Um contexto comum da época retratado foi a incidência de várias gravidezes seguidas. Mulheres com cinco filhos ou mais, muita pobreza, pouco conhecimento acerca da gestação, do parto e dos cuidados com o bebê.

Houve algumas menções ali valorosas sobre como a inserção do médico no ambiente do trabalho de parto tirou da mulher o protagonismo, a importância da rede de mulheres entorno da mulher prestes a dar à luz, o preconceito sobre o papel do homem [pai] no processo gestar-parir-amar. A mudança do modelo de cuidados durante o pré-natal, em que se fazia visitas domiciliares às gestantes e se avaliava a condição delas para um parto domiciliar, para um modelo mecânico, padronizado e rígido baseado em protocolos hospitalares. Onde o cuidado e a imersão no contexto daquela mulher é deixado de lado.

O fascinante nessas regiões é a ausência de dor na hora do parto, já que as mulheres não esperavam sentir dor. O parto aconteceu sem medo.

Vamos comparar aos nossos partos. É um momento de dor e medo. Os instintos maternos são ignorados por um médico bem intencionado, porém patriarcal, que conta com o auxílio de instrumentos e analgésicos.

A tensão afeta diretamente o parto, causando dor para a mãe e o bebê e, ouso dizer, até o laço entre os dois. (Temporada 3, ep. 3, episódio 2)

Parto domiciliar

Parto domiciliar

 

Quem tiver interesse, vale a pena assistir ao seriado que está disponível no Netflix e foi transmitido pela BBC One. Agora estou em busca dos livros da Jennifer Worth. Três sobre sua trajetória como enfermeira obstetra: “Call the midwife”, “Shadows of Workhouse” e “Farewell to The East End”. E um como enfermeira de doentes terminais “In the Midst of Life”.

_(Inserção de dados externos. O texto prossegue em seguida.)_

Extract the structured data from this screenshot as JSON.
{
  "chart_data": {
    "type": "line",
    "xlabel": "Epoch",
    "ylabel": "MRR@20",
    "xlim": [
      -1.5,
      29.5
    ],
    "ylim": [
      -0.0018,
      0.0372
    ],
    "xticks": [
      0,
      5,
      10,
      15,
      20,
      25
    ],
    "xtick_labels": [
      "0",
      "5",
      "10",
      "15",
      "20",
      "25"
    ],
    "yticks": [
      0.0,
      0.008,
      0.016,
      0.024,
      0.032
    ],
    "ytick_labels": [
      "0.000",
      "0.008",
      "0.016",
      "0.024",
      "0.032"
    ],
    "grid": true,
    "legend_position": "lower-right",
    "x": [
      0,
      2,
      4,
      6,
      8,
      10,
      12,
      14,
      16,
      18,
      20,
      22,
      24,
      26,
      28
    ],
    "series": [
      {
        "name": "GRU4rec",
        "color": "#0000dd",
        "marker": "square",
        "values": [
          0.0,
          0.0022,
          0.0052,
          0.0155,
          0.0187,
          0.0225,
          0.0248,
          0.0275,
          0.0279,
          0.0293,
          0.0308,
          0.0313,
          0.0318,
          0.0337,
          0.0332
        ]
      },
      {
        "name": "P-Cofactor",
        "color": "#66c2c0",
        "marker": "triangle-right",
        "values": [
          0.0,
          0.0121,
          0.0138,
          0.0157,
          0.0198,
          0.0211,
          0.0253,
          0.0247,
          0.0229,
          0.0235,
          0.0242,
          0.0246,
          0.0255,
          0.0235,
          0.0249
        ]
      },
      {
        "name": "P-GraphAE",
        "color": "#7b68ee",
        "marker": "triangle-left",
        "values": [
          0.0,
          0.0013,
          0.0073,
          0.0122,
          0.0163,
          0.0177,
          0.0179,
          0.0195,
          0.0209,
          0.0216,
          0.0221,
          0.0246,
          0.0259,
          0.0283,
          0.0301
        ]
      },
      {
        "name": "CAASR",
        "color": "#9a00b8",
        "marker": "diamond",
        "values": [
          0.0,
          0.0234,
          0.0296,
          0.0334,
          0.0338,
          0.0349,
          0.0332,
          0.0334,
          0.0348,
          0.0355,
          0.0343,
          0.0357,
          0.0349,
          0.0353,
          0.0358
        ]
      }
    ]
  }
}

E por falar em doentes, a série mostra como certas doenças acometiam pessoas àquela época de forma quase sempre fatal. Os tratamentos eram ineficientes, pouco se sabia sobre elas e a prevenção (quando passível) era precária. Algumas como poliomielite, tuberculose, câncer e fibrose cística. Também era comum as famílias abandonarem as crianças que nasciam com alguma tipo de doença congênita ou deformação. Há também a questão da guerra devastando famílias, causando dor, sofrimento e doenças a médio e longo prazo. São itens, talvez meio distantes do nosso dia-a-dia, porém muito atuais.

Serviço:

Call the Midwife é uma série de televisão britânica criada por Heidi Thomas, baseada nas memórias de Jennifer Worth no leste de Londres em 1950. Foi transmitida pela BBC One e estreou em 15 de janeiro de 2012. Wikipédia

No Netflix, as três temporadas estão disponíveis até o dia 1 de janeiro de 2015. A quarta temporada está sendo gravada e estréia com o especial de natal agora em dezembro e o primeiro episódio em janeiro de 2015 na BBC. Esta nova temporada não contará com a participação da atriz Jéssica Raine, que vive a personagem de Jennifer Worth (na história Jennifer deixa o Lar Nonato e a vida de parteira, para cuidar de enfermos terminais). Há previsão de uma quinta temporada. Já estou ansiosa.